Grande,
nella sua cruda realtà! Così mi appare l’opera di Barbara Martinelli Kohler.
Sentimenti atroci popolano la vicenda narrata. Momenti di vita vissuta, lenti
sprofondamenti, ordinarie circostanze ed eventi singolari ed irripetibili:
questi gli scenari illustrati, queste le emozioni che l’Autrice ci propone. Il
vasto universo dei ricordi, dai più dolorosi a quelli segnati da una tenerezza
dolcissima, è la sostanza degli accadimenti raccontati. Da essi emerge un
ricordare che, nonostante tutto, fa bene all’anima, la addolcisce, la spinge
all’ottimismo della ragione, sebbene la navigazione della memoria non sempre si
muova sulle rotte della felicità. L’Autrice racconta tutto questo senza veli,
ma con pudicizia. La forma che Barbara predilige è quella diaristica con una
meticolosa cronologia dei fatti accaduti; fatti che suggellano la paura – il
dolore – la sofferenza ed infine, con la guarigione, la speranza e la gioia. L’approccio
epistolare agevola il dialogo, che non esita a svelare segreti, emozioni,
situazioni caratterizzate per lo più da intime fibrillazioni che non tutti sono
disposti a sciorinare con immediatezza senza riserve, ma lei desidera
rendere pubblica la sua storia, infatti dice: “In tutti questi mesi, mi sono
sempre chiesta se fosse il caso di scrivere l’ennesima storia di tumore, dopo
averne viste e lette già tante in passato. Poi mi sono detta: forse la mia
esperienza personale può servire anche ad altre donne e un libro in più o in
meno sull’argomento può fare la differenza, dato che so di molte ragazze e
donne mie conoscenti o amiche che non si fanno mai controllare da un medico,
vuoi per paura, vuoi per carattere, per un certo atteggiamento verso la vita o
che altro…” Una storia che è stata scritta sicuramente per superare il dolore,
ma anche per dare speranza alle persone afflitte dal medesimo male. E’ molto
bella la pagina che chiude il lavoro di Barbara, allorché lei dice: “Sono a
casa da sola. Sono in giardino perché Thomas e Lorenzo sono in giro in bici e
Kelly è andata a giocare da un’amichetta. Ci sono 25 °C e tutto è tranquillo
perché è la festa del lavoro per cui c’è un silenzio quasi surreale… I miei
pensieri sono andati tutto d’un tratto a una mamma del doposcuola che, come me,
aveva avuto un tumore al seno l’anno dopo di me (2009), però non dello stesso
tipo del mio, il suo è molto probabilmente ereditario perché sua nonna e sua
mamma sono purtroppo morte di quello, e che mi aveva detto, l’ottobre scorso
(2011), che purtroppo le avevano trovato delle metastasi ai polmoni… ora le
hanno trovato metastasi al fegato… Me lo ha detto un’altra mamma del nostro
gruppo e mi sono sentita davvero male per lei quando l’ho saputo. E, all’epoca
della sua operazione, mi aveva detto che i suoi linfonodi ascellari erano tutti
puliti, anche i sentinella……ma mi chiedo: perché la chemio non ha funzionato?

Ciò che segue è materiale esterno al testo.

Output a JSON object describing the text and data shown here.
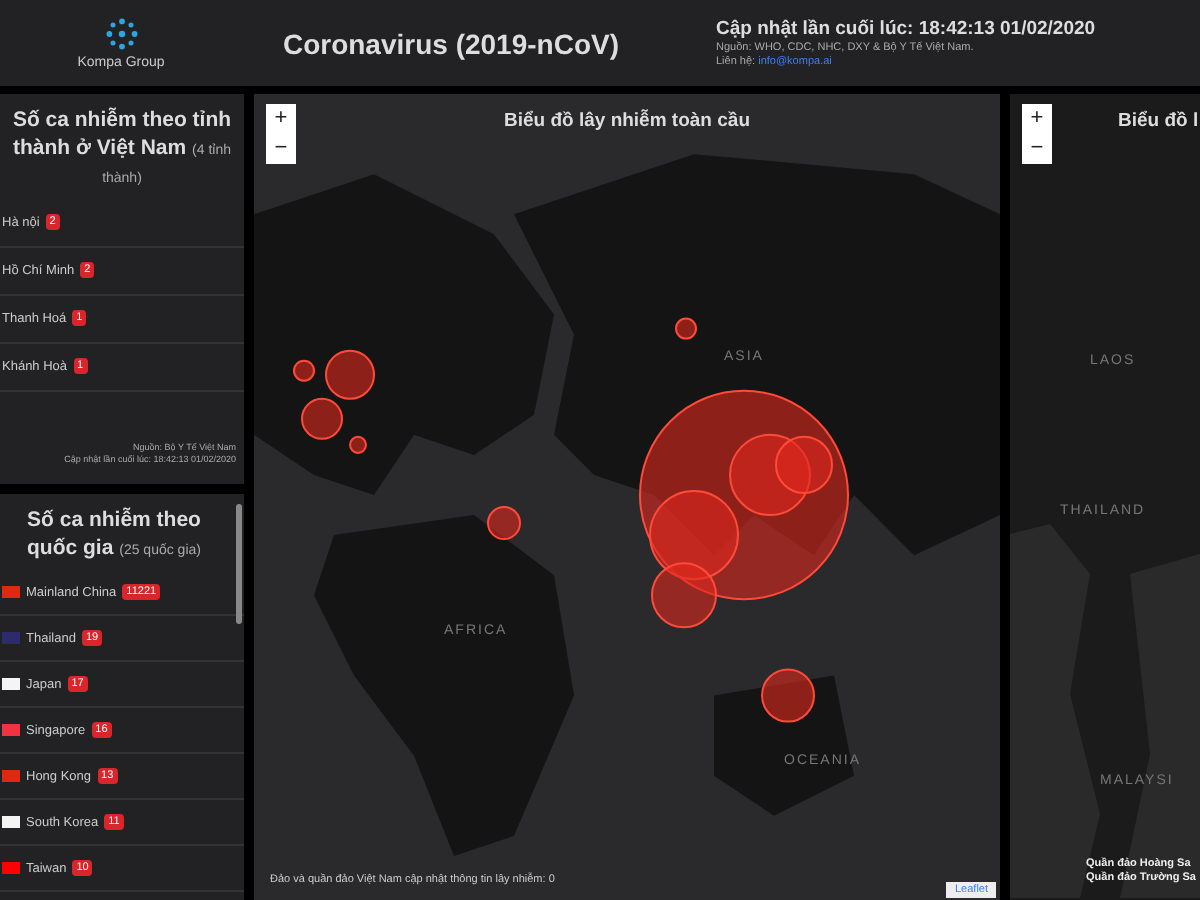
{
  "header": {
    "logo_text": "Kompa Group",
    "title": "Coronavirus (2019-nCoV)",
    "updated": "Cập nhật lần cuối lúc: 18:42:13 01/02/2020",
    "source": "Nguồn: WHO, CDC, NHC, DXY & Bộ Y Tế Việt Nam.",
    "contact_label": "Liên hệ:",
    "contact_link": "info@kompa.ai"
  },
  "vietnam_panel": {
    "title": "Số ca nhiễm theo tỉnh thành ở Việt Nam",
    "subtitle": "(4 tỉnh thành)",
    "rows": [
      {
        "name": "Hà nội",
        "count": "2"
      },
      {
        "name": "Hồ Chí Minh",
        "count": "2"
      },
      {
        "name": "Thanh Hoá",
        "count": "1"
      },
      {
        "name": "Khánh Hoà",
        "count": "1"
      }
    ],
    "source": "Nguồn: Bộ Y Tế Việt Nam",
    "updated": "Cập nhật lần cuối lúc: 18:42:13 01/02/2020"
  },
  "country_panel": {
    "title": "Số ca nhiễm theo quốc gia",
    "subtitle": "(25 quốc gia)",
    "rows": [
      {
        "name": "Mainland China",
        "count": "11221",
        "color": "#de2910"
      },
      {
        "name": "Thailand",
        "count": "19",
        "color": "#2d2a6e"
      },
      {
        "name": "Japan",
        "count": "17",
        "color": "#f4f4f4"
      },
      {
        "name": "Singapore",
        "count": "16",
        "color": "#ef3340"
      },
      {
        "name": "Hong Kong",
        "count": "13",
        "color": "#de2910"
      },
      {
        "name": "South Korea",
        "count": "11",
        "color": "#f4f4f4"
      },
      {
        "name": "Taiwan",
        "count": "10",
        "color": "#fe0000"
      }
    ]
  },
  "world_map": {
    "title": "Biểu đồ lây nhiễm toàn cầu",
    "zoom_in": "+",
    "zoom_out": "−",
    "labels": [
      "ASIA",
      "AFRICA",
      "OCEANIA"
    ],
    "footer": "Đảo và quần đảo Việt Nam cập nhật thông tin lây nhiễm: 0",
    "attribution": "Leaflet"
  },
  "vietnam_map": {
    "title": "Biểu đồ l",
    "zoom_in": "+",
    "zoom_out": "−",
    "labels": [
      "LAOS",
      "THAILAND",
      "MALAYSI"
    ],
    "islands": [
      "Quần đảo Hoàng Sa",
      "Quần đảo Trường Sa"
    ]
  }
}
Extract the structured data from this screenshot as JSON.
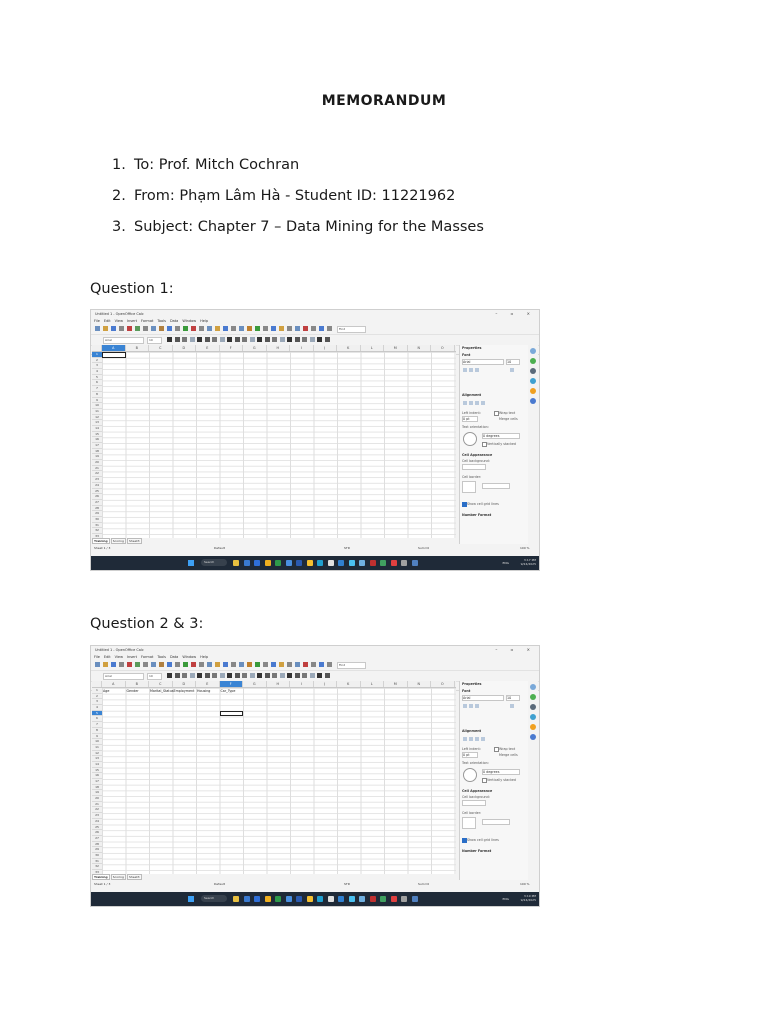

Non mi sembra possibile sentire un caso estremo come quello! Mi dispiace
tanto…L’altra mamma mi ha riferito che le hanno dato solo più di quindici anni
di vita, ma per dire tanto… potrebbero anche essere solo dieci! O anche meno…
(e lei ha trentotto anni e una figlia di sette!!!) E mi chiedo se, con una
giornata così bella, non mi debba sentire in colpa per essere felice…Sono qui,
penso al suo destino, penso che oggi anche lei vede e vive questa giornata, ma
forse non riesce ad essere felice come lo sono io ora, al sole, in giardino, al
silenzio, ascoltando solo il canto degli uccellini qui intorno… Come si fa a
non amare una giornata così? Come si fa a non amare la vita? Lei forse, adesso
non ce la fa ad amare questa splendida giornata… O forse si, proprio per il suo
destino infame… forse sì… la ama, forse ancora di più e non pensa al futuro.